Scotland were showing little in the way of attacking intent but seemed to be frustrating Peru as well as the supporters. Things started to go awry in the 37 th minute when Archer sensed danger where there was none - or at least not as much as he inadvertently created by running outside his box in a bid to claim a long ball hit down the left. Mulgrew was also seeking to deal with it but collided with Archer, Farfan pouncing on the opportunity to attempt to send the loose ball towards the open goal. McKenna instinctively raised his hands and while he escaped a booking he conceded a penalty. Cueva hit the penalty low and hard to Archer’s right.

It was a deflating blow to close to half-time. Hopes Scotland might regroup were quashed just two minutes after the interval.
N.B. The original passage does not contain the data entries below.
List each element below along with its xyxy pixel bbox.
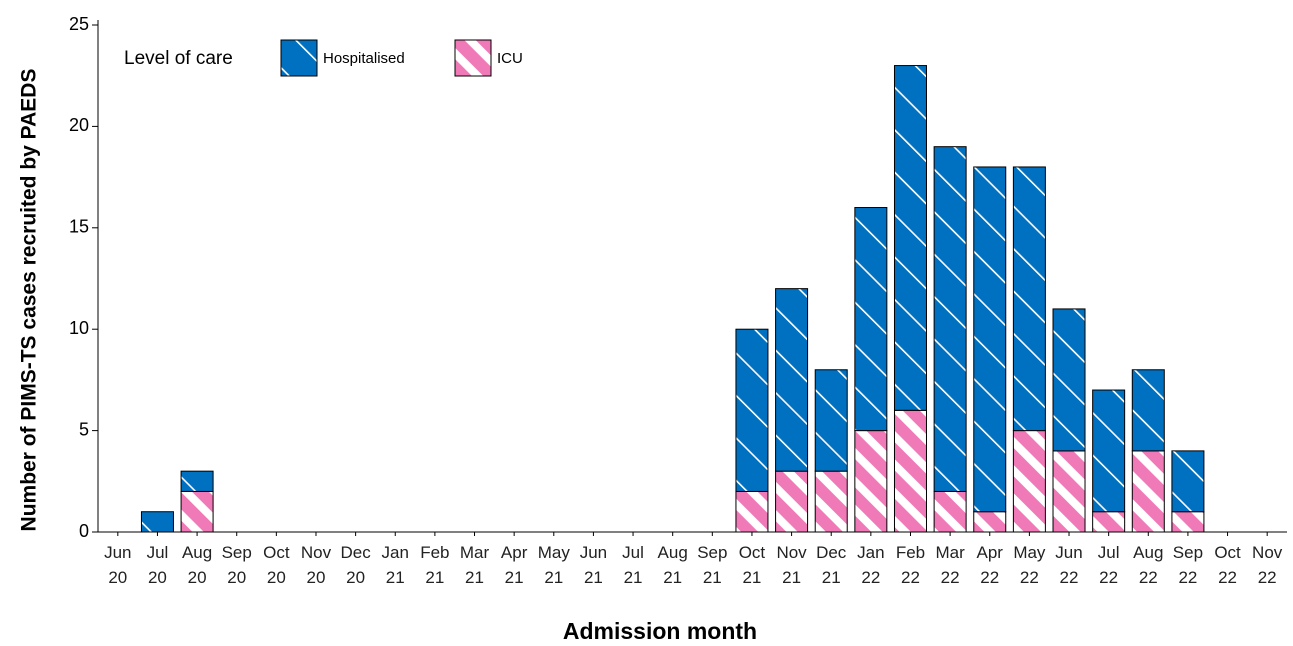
bar-segment	[735, 490, 769, 533]
x-tick-label: Dec 21	[816, 543, 847, 587]
x-tick-label: Jul 22	[1097, 543, 1120, 587]
legend-label: Hospitalised	[323, 50, 405, 67]
legend-swatch	[454, 39, 492, 77]
bar-segment	[1171, 511, 1205, 533]
bar-segment	[933, 146, 967, 492]
bar-segment	[775, 470, 809, 533]
bar-segment	[1171, 450, 1205, 513]
bar-segment	[1012, 430, 1046, 533]
bar-segment	[1131, 450, 1165, 533]
x-tick-label: Sep 22	[1172, 543, 1204, 587]
x-tick-label: Feb 22	[895, 543, 926, 587]
bar-segment	[854, 207, 888, 432]
x-tick-label: Oct 22	[1214, 543, 1241, 587]
y-tick-label: 15	[69, 217, 89, 237]
x-tick-label: Sep 20	[221, 543, 252, 587]
x-tick-label: Mar 22	[935, 543, 965, 587]
x-tick-label: Oct 20	[263, 543, 290, 587]
legend-title: Level of care	[124, 48, 233, 69]
x-tick-label: May 22	[1013, 543, 1046, 587]
bar-segment	[180, 490, 214, 533]
bar-segment	[180, 470, 214, 492]
y-tick-label: 0	[79, 521, 89, 541]
y-tick-label: 20	[69, 115, 89, 135]
bar-segment	[893, 409, 927, 533]
bar-segment	[1012, 166, 1046, 432]
x-tick-label: Jul 21	[622, 543, 644, 587]
x-tick-label: Aug 21	[657, 543, 688, 587]
legend-swatch	[280, 39, 318, 77]
y-tick-label: 10	[69, 318, 89, 338]
bar-segment	[1131, 369, 1165, 452]
x-tick-label: Oct 21	[738, 543, 766, 587]
bar-segment	[973, 166, 1007, 513]
bar-segment	[1052, 450, 1086, 533]
x-tick-label: Jun 20	[104, 543, 132, 587]
x-tick-label: Nov 21	[776, 543, 807, 587]
x-tick-label: Jan 22	[857, 543, 885, 587]
x-tick-label: Apr 22	[976, 543, 1003, 587]
x-tick-label: Aug 20	[181, 543, 213, 587]
bar-segment	[775, 288, 809, 472]
y-tick-label: 25	[69, 14, 89, 34]
bar-segment	[1052, 308, 1086, 452]
x-tick-label: Jun 22	[1055, 543, 1083, 587]
bar-segment	[854, 430, 888, 533]
bar-segment	[933, 490, 967, 533]
x-tick-label: Feb 21	[420, 543, 450, 587]
bar-segment	[814, 369, 848, 472]
bar-segment	[1092, 389, 1126, 513]
y-axis-title: Number of PIMS-TS cases recruited by PAE…	[18, 69, 41, 532]
bar-segment	[140, 511, 174, 533]
bar-segment	[814, 470, 848, 533]
x-tick-label: Jul 20	[146, 543, 169, 587]
legend-label: ICU	[497, 50, 523, 67]
bar-segment	[735, 328, 769, 492]
x-tick-label: Apr 21	[500, 543, 528, 587]
x-tick-label: Nov 22	[1252, 543, 1283, 587]
x-tick-label: Sep 21	[697, 543, 728, 587]
x-tick-label: Jun 21	[579, 543, 608, 587]
x-tick-label: Nov 20	[300, 543, 332, 587]
x-tick-label: Jan 21	[381, 543, 409, 587]
x-tick-label: Dec 20	[340, 543, 371, 587]
y-tick-label: 5	[79, 419, 89, 439]
x-tick-label: Mar 21	[459, 543, 490, 587]
x-tick-label: Aug 22	[1133, 543, 1164, 587]
bar-segment	[973, 511, 1007, 533]
bar-segment	[1092, 511, 1126, 533]
x-axis-title: Admission month	[563, 618, 757, 644]
bar-segment	[893, 65, 927, 411]
x-tick-label: May 21	[537, 543, 570, 587]
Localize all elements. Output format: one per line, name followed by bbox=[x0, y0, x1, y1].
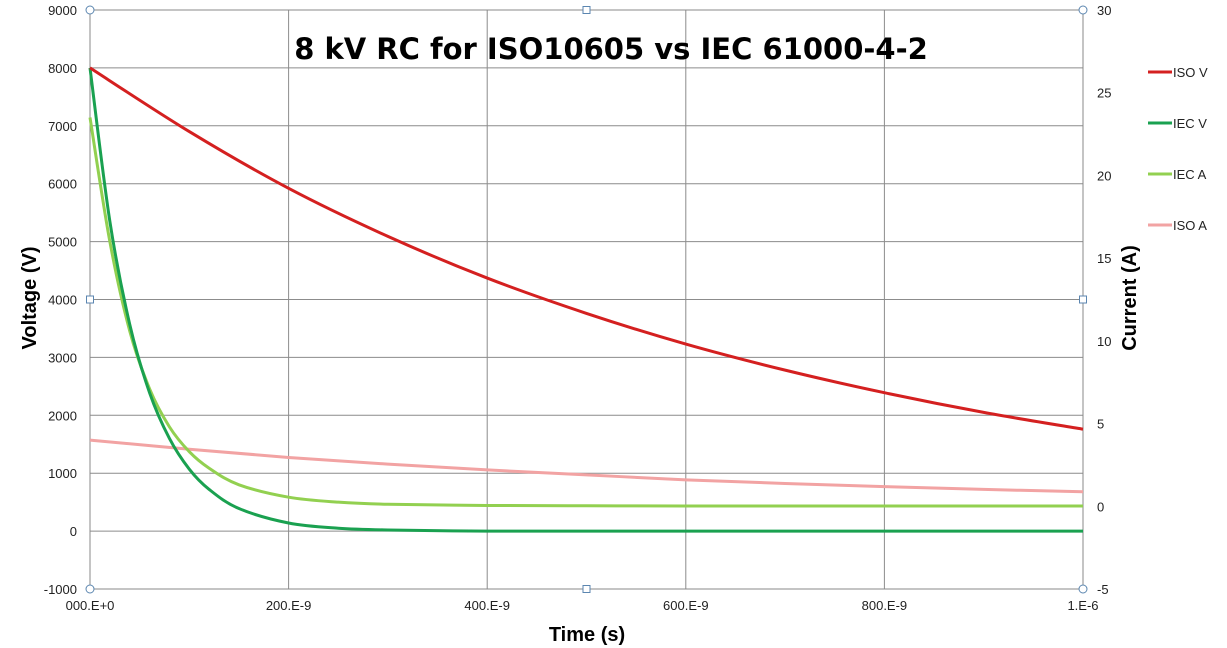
y-tick-label: 3000 bbox=[48, 350, 77, 365]
x-tick-label: 400.E-9 bbox=[464, 598, 510, 613]
legend-label-iso-v: ISO V bbox=[1173, 65, 1208, 80]
x-axis-label: Time (s) bbox=[549, 624, 625, 646]
x-tick-label: 800.E-9 bbox=[862, 598, 908, 613]
y2-tick-label: 30 bbox=[1097, 3, 1111, 18]
resize-handle[interactable] bbox=[1078, 5, 1088, 15]
x-tick-label: 000.E+0 bbox=[66, 598, 115, 613]
selection-handles[interactable] bbox=[85, 5, 1088, 594]
x-tick-label: 200.E-9 bbox=[266, 598, 312, 613]
series-lines bbox=[88, 66, 1084, 533]
x-axis-ticks: 000.E+0 200.E-9 400.E-9 600.E-9 800.E-9 1.E-6 bbox=[66, 598, 1099, 613]
y2-tick-label: 10 bbox=[1097, 334, 1111, 349]
y2-tick-label: 15 bbox=[1097, 251, 1111, 266]
resize-handle[interactable] bbox=[86, 295, 94, 304]
y2-tick-label: 20 bbox=[1097, 168, 1111, 183]
y2-tick-label: 0 bbox=[1097, 499, 1104, 514]
y-tick-label: 2000 bbox=[48, 408, 77, 423]
y-tick-label: -1000 bbox=[44, 582, 77, 597]
resize-handle[interactable] bbox=[85, 584, 95, 594]
legend-label-iso-a: ISO A bbox=[1173, 218, 1207, 233]
y-axis-right-ticks: -5 0 5 10 15 20 25 30 bbox=[1097, 3, 1111, 597]
y-axis-label: Voltage (V) bbox=[19, 247, 41, 350]
y-tick-label: 8000 bbox=[48, 61, 77, 76]
y-axis-left-ticks: -1000 0 1000 2000 3000 4000 5000 6000 7000 8000 90… bbox=[44, 3, 77, 597]
legend-label-iec-v: IEC V bbox=[1173, 116, 1207, 131]
resize-handle[interactable] bbox=[582, 585, 591, 593]
legend-label-iec-a: IEC A bbox=[1173, 167, 1207, 182]
series-line-iso-v bbox=[89, 66, 1084, 431]
chart-title: 8 kV RC for ISO10605 vs IEC 61000-4-2 bbox=[294, 32, 928, 66]
y-tick-label: 1000 bbox=[48, 466, 77, 481]
resize-handle[interactable] bbox=[1079, 295, 1087, 304]
grid bbox=[89, 9, 1084, 590]
series-line-iec-a bbox=[88, 117, 1083, 508]
y-tick-label: 5000 bbox=[48, 235, 77, 250]
y-tick-label: 9000 bbox=[48, 3, 77, 18]
y2-tick-label: -5 bbox=[1097, 582, 1109, 597]
series-line-iso-a bbox=[89, 438, 1084, 494]
x-tick-label: 1.E-6 bbox=[1067, 598, 1098, 613]
x-tick-label: 600.E-9 bbox=[663, 598, 709, 613]
y2-tick-label: 5 bbox=[1097, 417, 1104, 432]
y-tick-label: 7000 bbox=[48, 119, 77, 134]
resize-handle[interactable] bbox=[1078, 584, 1088, 594]
y-tick-label: 0 bbox=[70, 524, 77, 539]
series-line-iec-v bbox=[88, 67, 1083, 533]
y-tick-label: 6000 bbox=[48, 177, 77, 192]
legend: ISO V IEC V IEC A ISO A bbox=[1148, 65, 1208, 233]
y2-tick-label: 25 bbox=[1097, 86, 1111, 101]
resize-handle[interactable] bbox=[582, 6, 591, 14]
y2-axis-label: Current (A) bbox=[1119, 245, 1141, 351]
resize-handle[interactable] bbox=[85, 5, 95, 15]
y-tick-label: 4000 bbox=[48, 293, 77, 308]
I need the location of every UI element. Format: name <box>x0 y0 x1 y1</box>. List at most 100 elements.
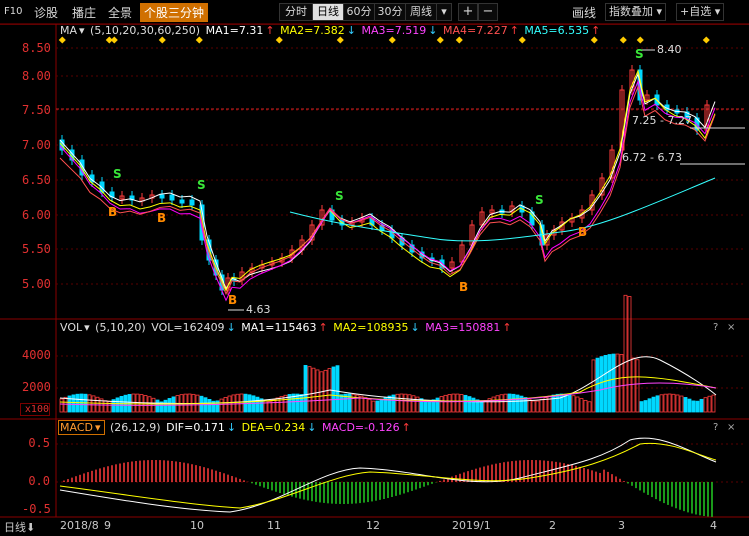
event-marker-icon <box>619 36 627 44</box>
x-tick: 12 <box>366 519 380 532</box>
event-marker-icon <box>388 36 396 44</box>
volume-bar <box>423 400 428 413</box>
dif-line <box>59 437 717 513</box>
sell-signal: S <box>113 167 122 181</box>
volume-bar <box>275 397 280 413</box>
volume-bar <box>299 394 304 413</box>
period-30min[interactable]: 30分 <box>374 3 406 21</box>
ma3-value: MA3=7.519 <box>361 24 427 37</box>
x-tick: 3 <box>618 519 625 532</box>
period-daily[interactable]: 日线 <box>312 3 344 21</box>
volume-bar <box>691 400 696 413</box>
vol-value: VOL=162409 <box>151 321 225 334</box>
draw-line-button[interactable]: 画线 <box>572 6 597 20</box>
diagnose-button[interactable]: 诊股 <box>34 6 59 20</box>
volume-bar <box>207 398 212 413</box>
volume-bar <box>695 400 700 413</box>
zoom-in-button[interactable]: + <box>458 3 478 21</box>
period-weekly[interactable]: 周线 <box>405 3 437 21</box>
high-price-label: 8.40 <box>657 43 682 56</box>
volume-bar <box>471 397 476 413</box>
volume-bar <box>255 396 260 413</box>
candle-body <box>189 199 195 206</box>
volume-bar <box>679 395 684 413</box>
volume-bar <box>215 400 220 413</box>
vol-close-icon[interactable]: × <box>727 322 736 333</box>
macd-help-icon[interactable]: ? <box>713 422 719 433</box>
chevron-down-icon[interactable]: ▾ <box>84 321 90 334</box>
volume-bar <box>599 356 604 413</box>
volume-bar <box>131 393 136 413</box>
volume-bar <box>663 393 668 413</box>
volume-bar <box>503 393 508 413</box>
volume-bar <box>667 393 672 413</box>
sell-signal: S <box>335 189 344 203</box>
macd-close-icon[interactable]: × <box>727 422 736 433</box>
candle-body <box>179 199 185 204</box>
volume-bar <box>487 398 492 413</box>
volume-bar <box>523 397 528 413</box>
ma1-value: MA1=7.31 <box>205 24 264 37</box>
y-tick: 6.50 <box>22 173 51 187</box>
zoom-out-button[interactable]: − <box>478 3 498 21</box>
y-tick: 8.00 <box>22 69 51 83</box>
x-tick: 9 <box>104 519 111 532</box>
f10-button[interactable]: F10 <box>4 6 23 17</box>
event-marker-icon <box>275 36 283 44</box>
add-watchlist-dropdown[interactable]: +自选 ▾ <box>676 3 725 21</box>
macd-indicator-dropdown[interactable]: MACD ▾ <box>58 420 105 435</box>
index-overlay-dropdown[interactable]: 指数叠加 ▾ <box>605 3 667 21</box>
dif-value: DIF=0.171 <box>166 421 225 434</box>
fullview-button[interactable]: 全景 <box>108 6 133 20</box>
vol-indicator-label[interactable]: VOL <box>60 321 83 334</box>
volume-bar <box>239 393 244 413</box>
volume-bar <box>515 394 520 413</box>
volume-bar <box>559 393 564 413</box>
volume-bar <box>459 394 464 413</box>
x-tick: 2019/1 <box>452 519 491 532</box>
period-intraday[interactable]: 分时 <box>279 3 313 21</box>
down-arrow-icon: ↓ <box>410 321 420 334</box>
volume-bar <box>671 393 676 413</box>
macd-value: MACD=-0.126 <box>321 421 400 434</box>
x-tick: 11 <box>267 519 281 532</box>
ma5-line <box>289 177 716 242</box>
volume-bar <box>651 396 656 413</box>
vol-help-icon[interactable]: ? <box>713 322 719 333</box>
volume-bar <box>439 396 444 413</box>
volume-bar <box>199 395 204 413</box>
ma-indicator-label[interactable]: MA <box>60 24 78 37</box>
buy-signal: B <box>108 205 118 219</box>
volume-bar <box>595 357 600 413</box>
down-arrow-icon: ⬇ <box>26 521 36 534</box>
ma4-value: MA4=7.227 <box>442 24 508 37</box>
volume-bar <box>543 397 548 413</box>
plugin-button[interactable]: 播庄 <box>72 6 97 20</box>
volume-bar <box>495 395 500 413</box>
volume-bar <box>335 365 340 413</box>
sell-signal: S <box>535 193 544 207</box>
volume-bar <box>307 366 312 413</box>
three-minute-tab[interactable]: 个股三分钟 <box>140 3 209 22</box>
event-marker-icon <box>58 36 66 44</box>
volume-bar <box>359 395 364 413</box>
volume-bar <box>635 359 640 413</box>
up-arrow-icon: ↑ <box>591 24 601 37</box>
event-marker-icon <box>518 36 526 44</box>
volume-bar <box>331 366 336 413</box>
period-dropdown-icon[interactable]: ▾ <box>436 3 452 21</box>
volume-bar <box>287 394 292 413</box>
vol-y-tick: 2000 <box>22 380 51 394</box>
macd-y-tick: 0.5 <box>28 436 50 450</box>
period-60min[interactable]: 60分 <box>343 3 375 21</box>
down-arrow-icon: ↓ <box>226 321 236 334</box>
vol-unit: x100 <box>20 403 50 416</box>
candle-body <box>589 194 595 211</box>
volume-bar <box>91 395 96 413</box>
volume-bar <box>339 394 344 413</box>
chevron-down-icon[interactable]: ▾ <box>79 24 85 37</box>
period-selector[interactable]: 日线⬇ <box>4 519 35 535</box>
ma5-value: MA5=6.535 <box>524 24 590 37</box>
volume-bar <box>687 398 692 413</box>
Archer let Farfan’s shot from ten yards slip by him but he received little help from his defenders, who allowed a cutback from Yoshimar Yotum to reach the accomplished striker.

One chance for the Scots to score presented itself after 72 minutes. Substitute Callum Paterson slung in a cross from the right which eluded the Peru defence and reached fellow substitute Oli McBurnie at the back post. The 21-year-old striker could neither control the ball nor direct it goalwards.

Scotland were willing but raw; too raw for a place like this and such a quality side as Peru. The callow visitors deserve praise for ensuring the roof did not cave in amid such hostile surroundings.

That it did not also had something to do with Peru, who slipped into self-preservation mode and were content to sit on what they had against a backdrop of constant drumming in the steep stands.

Peru 2 (Cueta pen 37, Farfan 47) Scotland 0

Peru: Carvallo, Advincula (Corzo 87), Ramos, Rodriguez, Trauco, Flores, Tapia (Cartagena 84), Yotun (Ruidiaz 69), Carrillo (Polo 69), Farfan (Hurtado 81), Cueva (Aquino 80). Subs not used: Gallese, Santamaria, Araujo, Caceda, Pena, Loyola, Abram.

Scotland: Archer, O’Donnell, Mulgrew, McKenna, Stevenson, McGeouch (Shinnie 76), McLean (Cadden 87), McTominay, McGinn (Paterson 63), Murphy (McBurnie 63), Phillips (Morgan 72). Subs not used: McLaughlin, Hendry, Christie, Russell, Bain.